Updated: Oct 22, 2021
“To be absolutely certain about something, one must know everything or nothing about it.” – Henry Kissinger
I can't go one day without reading or hearing about the "uncertainty of the 2020 presidential election." The information often reveals the political tilt of the source or person delivering the message. A right leaning publication will tell you how the Democratic nominee is going to crash the market. My left leaning neighbor tells me she moved all of her investments to cash because Trump is a "loose cannon."
Bigger picture, I wonder if there's ever been a point in history when there wasn't market uncertainty. Let me know when I can pound the table and say, "all systems go... no market risk to worry about here."
You might be shocked to hear this, or may even disagree; but election outcomes, past and present, should have zero impact on how investment decisions are made. Would you really want your liberal/conservative money manager making decisions based on their political biases? Of course not. You shouldn't either.
Sure, debate the merits of each candidate. Passionately campaign for your candidate of choice. You can even predict who you think will win the election. Fair elections and the freedom to vote without consequence make our country great.
The trouble lies with proclaiming who will win and what happens next...
"If President Trump is reelected then A, B, and C is going to happen!"
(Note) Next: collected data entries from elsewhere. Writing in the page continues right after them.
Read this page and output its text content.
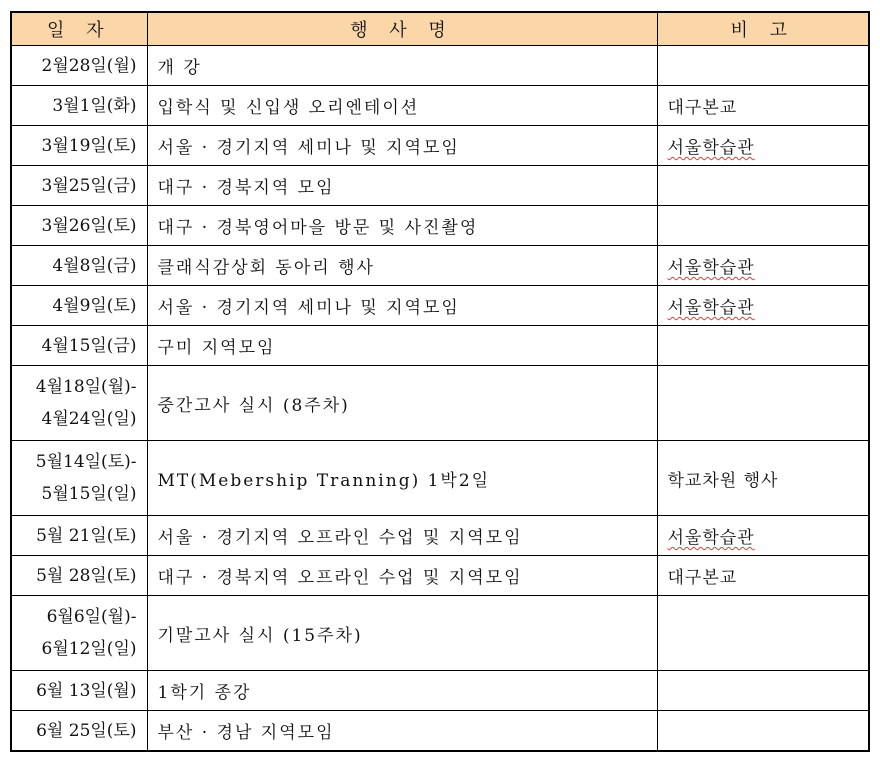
일 자	행 사 명	비 고

2월28일(월)	개 강	

3월1일(화)	입학식 및 신입생 오리엔테이션	대구본교

3월19일(토)	서울 · 경기지역 세미나 및 지역모임	서울학습관

3월25일(금)	대구 · 경북지역 모임	

3월26일(토)	대구 · 경북영어마을 방문 및 사진촬영	

4월8일(금)	클래식감상회 동아리 행사	서울학습관

4월9일(토)	서울 · 경기지역 세미나 및 지역모임	서울학습관

4월15일(금)	구미 지역모임	

4월18일(월)-
4월24일(일)	중간고사 실시 (8주차)	

5월14일(토)-
5월15일(일)	MT(Mebership Tranning) 1박2일	학교차원 행사

5월 21일(토)	서울 · 경기지역 오프라인 수업 및 지역모임	서울학습관

5월 28일(토)	대구 · 경북지역 오프라인 수업 및 지역모임	대구본교

6월6일(월)-
6월12일(일)	기말고사 실시 (15주차)	

6월 13일(월)	1학기 종강	

6월 25일(토)	부산 · 경남 지역모임	
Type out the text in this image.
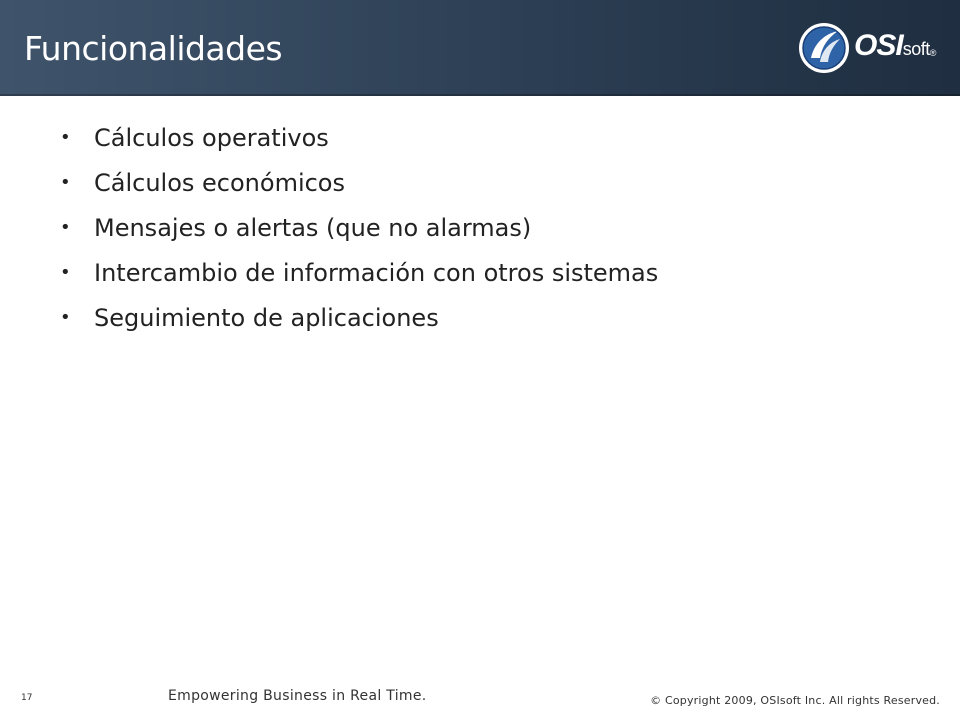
Funcionalidades	OSIsoft®
• Cálculos operativos
• Cálculos económicos
• Mensajes o alertas (que no alarmas)
• Intercambio de información con otros sistemas
• Seguimiento de aplicaciones
17	Empowering Business in Real Time.	© Copyright 2009, OSIsoft Inc. All rights Reserved.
"If Elizabeth Warren is elected the economy is going to crash!"
These bold statements are littered with emotion that can bleed into your investment portfolio and personal finances.
The 2016 election was a perfect example. Virtually every political analyst, talking-head, observer, columnist, thought Trump had zero shot to be the Republican nominee for president. Then they said, there was no chance Trump could beat Hillary Clinton in the presidential race.
We were bombarded with headline after headline of what would happen next if Trump were to be elected president...
Politico: "A Trump win would tank the markets."
I pulled a few gems from the above articles:
"The answer, unfortunately, is that growth and employment around the world look fragile. A big adverse surprise — like the election of Donald Trump in the U.S. — would likely cause the stock market DJIA (Dow Jones) to crash and plunge the world into recession."
The next quote is actually an investment advisor going on the record. Unbelievable stuff...
“I always assumed Trump would eventually collapse so that meant staying in equities and going away from certain high-dividend stocks assuming Clinton is going to win and try and tax those dividends at a higher rate,” he said. “And I watched all the WikiLeaks and they are positive from an investment perspective especially for bank stocks because it looks like her moves left were more in response to Bernie Sanders rather than her actual beliefs.”
I had to read the above quote five or six times. Sounds more like tarot card reading than expert investment advice.
I'm seeing the same garbage pop up this election cycle.
Washington Post: "Wall Street Giants Claim Warren or Sanders Would Crash Stock Market."
For kicks, let's say you knew the results for the 2016 election ahead of time. Trump was going to be the next president of the United States. What would you have done from an investment standpoint? Probably everything wrong if you were reading what all the experts were saying.
Even if we can predict the outcome of some event, it doesn't mean the market is going to act the way you think it should. The market doesn't care if you're liberal or conservative. It doesn't care that you dislike Trump, Clinton, Warren, Sanders, etc. Elections, past or present, are not a reason to get more conservative or aggressive with your investment portfolio. History has shown that investing and politics are a toxic combination.
For the record, I'm not saying to tune out the election vortex. I know some people who enjoy the strategy and drama of politics (my late grandfather comes to mind). Just be mindful of it seeping over into your financial affairs. Politics and investing do not mix.